Начали объезд известных нам притонов, где собирались наркоманы. Но, как назло, или в них никого, или у их обитателей ничего не было. Наконец часам к 22–30 на улице Донской нашли притон, в котором мы обнаружили то, что искали так упорно. Квартира была в доме с двумя подъездами, один из которых был наглухо заколочен. Чтоб в него попасть, надо было войти в другой подъезд, подняться на второй этаж и по внешнему общему балкону перейти в нужный подъезд. Все лампочки в обоих подъездах были разбиты, темень хоть глаза выколи. Ничего не видно. На ощупь идти надо. Но мы хорошо знали дорогу. Поднялись в дом и, оставив Ваню Задорожного в проходе, чтоб наши клиенты не удрали, сами через окно на балконе к ним и заскочили. Нежданный сюрприз, так сказать. Варка самодельного опиума в самом разгаре, посреди комнаты стоит мешок маковой соломки, почти полный. И расфасованные пакеты с маковой соломкой на несколько доз на столе. Шприцы и ангидрид наготове. И три наркомана, обалдевших от такого внезапно свалившегося на них «счастья» в лице хорошо им известного Савина и его команды. Просто картина «Мечта опера».

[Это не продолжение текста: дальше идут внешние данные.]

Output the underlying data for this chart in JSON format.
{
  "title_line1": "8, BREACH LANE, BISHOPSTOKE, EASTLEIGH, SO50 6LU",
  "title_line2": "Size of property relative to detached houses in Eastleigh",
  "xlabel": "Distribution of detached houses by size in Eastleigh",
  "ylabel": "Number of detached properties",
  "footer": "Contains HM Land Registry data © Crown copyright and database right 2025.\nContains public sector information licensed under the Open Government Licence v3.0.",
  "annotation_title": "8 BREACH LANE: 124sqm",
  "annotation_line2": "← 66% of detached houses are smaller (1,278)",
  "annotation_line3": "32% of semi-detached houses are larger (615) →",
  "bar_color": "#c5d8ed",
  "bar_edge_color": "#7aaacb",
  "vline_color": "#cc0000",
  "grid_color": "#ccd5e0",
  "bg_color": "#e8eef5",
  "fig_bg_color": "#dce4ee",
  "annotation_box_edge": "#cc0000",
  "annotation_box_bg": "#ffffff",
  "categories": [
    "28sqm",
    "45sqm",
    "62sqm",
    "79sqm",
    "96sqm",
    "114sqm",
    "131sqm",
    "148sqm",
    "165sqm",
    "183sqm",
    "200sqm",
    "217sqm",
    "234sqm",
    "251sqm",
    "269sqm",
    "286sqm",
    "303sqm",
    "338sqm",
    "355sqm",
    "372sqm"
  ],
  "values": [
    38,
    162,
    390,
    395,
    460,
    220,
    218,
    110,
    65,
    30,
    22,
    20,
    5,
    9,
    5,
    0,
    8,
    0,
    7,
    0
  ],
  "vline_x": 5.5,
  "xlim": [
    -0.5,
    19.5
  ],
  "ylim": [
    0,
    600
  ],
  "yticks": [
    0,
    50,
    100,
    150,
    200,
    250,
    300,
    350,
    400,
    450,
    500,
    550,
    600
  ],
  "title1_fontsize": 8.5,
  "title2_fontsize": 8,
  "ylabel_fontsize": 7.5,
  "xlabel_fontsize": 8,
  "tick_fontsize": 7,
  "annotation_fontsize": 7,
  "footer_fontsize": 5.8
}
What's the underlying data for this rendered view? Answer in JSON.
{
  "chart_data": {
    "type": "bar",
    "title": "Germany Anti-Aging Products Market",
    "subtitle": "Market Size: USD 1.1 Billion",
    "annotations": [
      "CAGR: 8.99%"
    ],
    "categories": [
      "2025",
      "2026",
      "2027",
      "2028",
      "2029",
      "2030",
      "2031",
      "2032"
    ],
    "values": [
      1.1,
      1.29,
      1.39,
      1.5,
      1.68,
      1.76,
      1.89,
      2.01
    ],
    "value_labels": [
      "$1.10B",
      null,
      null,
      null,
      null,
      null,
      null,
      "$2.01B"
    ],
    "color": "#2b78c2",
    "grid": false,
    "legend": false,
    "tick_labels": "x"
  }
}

Одно только нас вначале огорчило. В своем хватательном азарте мы совсем позабыли, что для хорошего уголовного дела нам нужны понятые. Железобетонные. Настоящие. Своих понятых из числа наших внештатных сотрудников милиции, помогавших нам постоянно, мы в этот день не взяли: в машине было мало места. А время уже к полуночи. И это улица Донская. Тут и днем кого-то уговорить быть понятым — проблема. А ночью — вообще беда. И тут меня осенило. «Коллега, — обратился я к присланному товарищу. — Тут, можно сказать, ваш звездный час. Мы тут этих босяков посторожим, а вы найдите двух сознательных граждан, обязательно с паспортами, и ведите их сюда. А то дело лопнет, не начавшись». Парень воспринял предложение спокойно, сказал, что справится, и пошел. Мы присели к столу и стали с этим народом беседовать. Откуда привезли, как ехали, кто помогал. А время идет. Десять минут, двадцать, тридцать. Я уже беспокоиться начал. Пойду, говорю, посмотрю, что там и как. Вышел, перешел в другой подъезд, где остался Иван Задорожный, и вижу, что он стоит, а перед ним какой-то мужик лет 65–70 лежит и стонет как-то жалобно. А сам Ваня почему-то вместо сочувствия к стонущему бедолаге просто давится от смеха. «Ваня, что тут такое и где наш КГБшник?» — спрашиваю. Тот, по-прежнему давясь от смеха, мне говорит: «Спускается наш друг и у меня спрашивает, а где тут ночью понятых взять. Я ему говорю, что только в квартирах. Вы же из КГБ, постучите и попросите помочь. Он говорит: «Хорошая мысль», — и постучал в эту квартиру. Дверь долго не открывали, пока он не стал стучать громко. Наконец голос из-за двери спросил, что надо. Наш друг ему: «Откройте: КГБ!». Мужик открыл, лицо испуганное, а этот ему удостоверение под нос и спрашивает, как фамилия, ну мужик и сказал, а наш ему: мол, то что надо. Предъявите паспорт. Мужик приносит, и наш ему говорит: «Отлично. Вы нам и нужны. Одевайтесь. Пойдете со мной». Ну, мужик сразу в обморок. Еле откачали, но, похоже, не совсем.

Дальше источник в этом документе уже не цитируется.